Harvard Law School professor William W. Fisher, who teaches a course on intellectual property law, said in an email that choreography lawsuits don't often make it into court.
"Egregious instances of copyright are usually addressed through shaming, not law," he said.
However, Fabio Marino, an intellectual property lawyer at the law firm Polsinelli, said the lawsuits may be more likely to succeed on a right of publicity claim.
The right of publicity protects a person's right to his or her likeness, which could come into play if a court found that "Fortnite's" dances are significantly identifiable as a specific person's likeness.
"If that dance was unique enough that you would associate it with the actor, then I think that would be a good cause of action and a more likely cause of action to succeed than a copyright action," Marino said.
Homage or theft?
The legal challenge against "Fortnite" has been simmering among artists and dance creators for months now. In July, the issue reached a new level of prominence when Chance the Rapper tweeted criticism of "Fortnite" to his sizable following.
"'Fortnite' should put the actual rap songs behind the dances that make so much money as Emotes," he wrote, referring to the game's customizable dances. "Black creatives created and popularized these dances but never monetized them. Imagine the money people are spending on these Emotes being shared with the artists that made them."
The legal challenge could also be extremely valuable.
"Fortnite," an addicting combination of "Hunger Games"-like battle royale and "Minecraft"-like building, is perhaps the most popular video game in the world. Developer Epic Games recently announced that 78.3 million users logged in to play "Fortnite" in August. The game generated $125 million in revenue last March alone and has only grown since.
Importantly, "Fortnite" is free to download and play, but users can spend extra money to buy their characters customizable dances, known in the game as "emotes."
Many of the emotes are general dance moves like the worm, the robot, or a disco shuffle. But a number of them are at best homages and at worst straight copies of recognizable moves from pop culture.

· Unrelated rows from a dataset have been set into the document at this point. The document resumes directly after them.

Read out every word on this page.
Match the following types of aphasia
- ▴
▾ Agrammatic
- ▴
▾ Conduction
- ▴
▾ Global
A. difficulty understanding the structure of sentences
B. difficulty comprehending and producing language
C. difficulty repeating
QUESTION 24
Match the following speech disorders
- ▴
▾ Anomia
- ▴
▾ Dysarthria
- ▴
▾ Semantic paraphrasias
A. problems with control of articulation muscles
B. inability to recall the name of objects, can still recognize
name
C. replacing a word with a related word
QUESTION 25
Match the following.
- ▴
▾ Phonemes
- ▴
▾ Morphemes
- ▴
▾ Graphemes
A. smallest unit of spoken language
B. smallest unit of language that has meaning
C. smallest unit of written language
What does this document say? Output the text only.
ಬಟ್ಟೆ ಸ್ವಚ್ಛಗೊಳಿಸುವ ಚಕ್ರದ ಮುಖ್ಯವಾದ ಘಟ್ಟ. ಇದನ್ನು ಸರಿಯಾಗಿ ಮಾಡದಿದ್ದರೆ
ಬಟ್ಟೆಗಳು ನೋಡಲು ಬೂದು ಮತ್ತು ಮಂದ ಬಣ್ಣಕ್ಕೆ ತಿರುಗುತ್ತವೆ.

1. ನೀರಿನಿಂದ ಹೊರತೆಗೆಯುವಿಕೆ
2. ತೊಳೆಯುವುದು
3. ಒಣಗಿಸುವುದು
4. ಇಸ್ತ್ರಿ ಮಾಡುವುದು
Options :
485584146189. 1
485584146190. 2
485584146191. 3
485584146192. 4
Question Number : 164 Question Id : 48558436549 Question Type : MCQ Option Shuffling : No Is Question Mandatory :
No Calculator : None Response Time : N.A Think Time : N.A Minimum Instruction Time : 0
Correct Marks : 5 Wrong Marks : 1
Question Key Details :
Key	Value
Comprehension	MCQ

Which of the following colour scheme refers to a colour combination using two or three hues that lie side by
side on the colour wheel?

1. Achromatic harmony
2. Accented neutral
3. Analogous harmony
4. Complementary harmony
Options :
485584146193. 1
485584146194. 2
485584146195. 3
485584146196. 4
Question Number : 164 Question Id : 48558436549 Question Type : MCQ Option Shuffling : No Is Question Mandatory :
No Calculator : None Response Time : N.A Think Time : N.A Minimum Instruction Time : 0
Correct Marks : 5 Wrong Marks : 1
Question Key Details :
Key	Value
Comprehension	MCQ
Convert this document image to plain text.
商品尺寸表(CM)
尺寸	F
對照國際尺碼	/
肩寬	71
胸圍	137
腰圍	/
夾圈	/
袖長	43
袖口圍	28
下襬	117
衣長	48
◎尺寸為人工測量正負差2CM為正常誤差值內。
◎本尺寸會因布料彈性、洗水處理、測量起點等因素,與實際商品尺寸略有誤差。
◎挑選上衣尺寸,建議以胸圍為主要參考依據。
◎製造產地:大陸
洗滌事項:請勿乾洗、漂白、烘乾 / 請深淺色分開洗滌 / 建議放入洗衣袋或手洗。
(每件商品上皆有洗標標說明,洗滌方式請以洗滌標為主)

There's the "Boneless" emote, which is MMA fighter Conor McGregor's signature strut. The "Pure Salt" emote sprinkles salt just like the celebrity chef known as Salt Bae. The "Groove Jam" takes from actor Jon Heder's awkward choreography in the movie "Napoleon Dynamite."
The 'Scrubs' dance
The game also includes an emote called "Dance Moves" that appears to be a replica, down to the beat, of actor Donald Faison's moves in the TV show "Scrubs" as his character listens to the song "Poison."
Like with other dance creators, Faison has expressed some frustration with "Fortnite"'s use of his likeness.
"Dear 'Fortnite'... I'm flattered? Though part of me thinks I should talk to a lawyer," Faison wrote on Twitter in April.
At a "Scrubs" reunion hosted by Vulture last month, Faison was asked to do the dance, but he declined.
"If you want to see it, you can play 'Fortnite' because they jacked that s***," he said.
"Scrubs" creator Bill Lawrence responded that "Fortnite" inquired about the legality of using the dance and Lawrence said it was fine because "it's just a character dancing."
Faison, in an angry voice but with a smile on his face, said he did not get paid for any of it.
"Somebody stole that s***, and it's not mine no more," Faison said. "(Lawrence), you owe me some money, man."
Still, Faison said that there will be "no Epic lawsuit" in a tweet last month, "just epic dancing."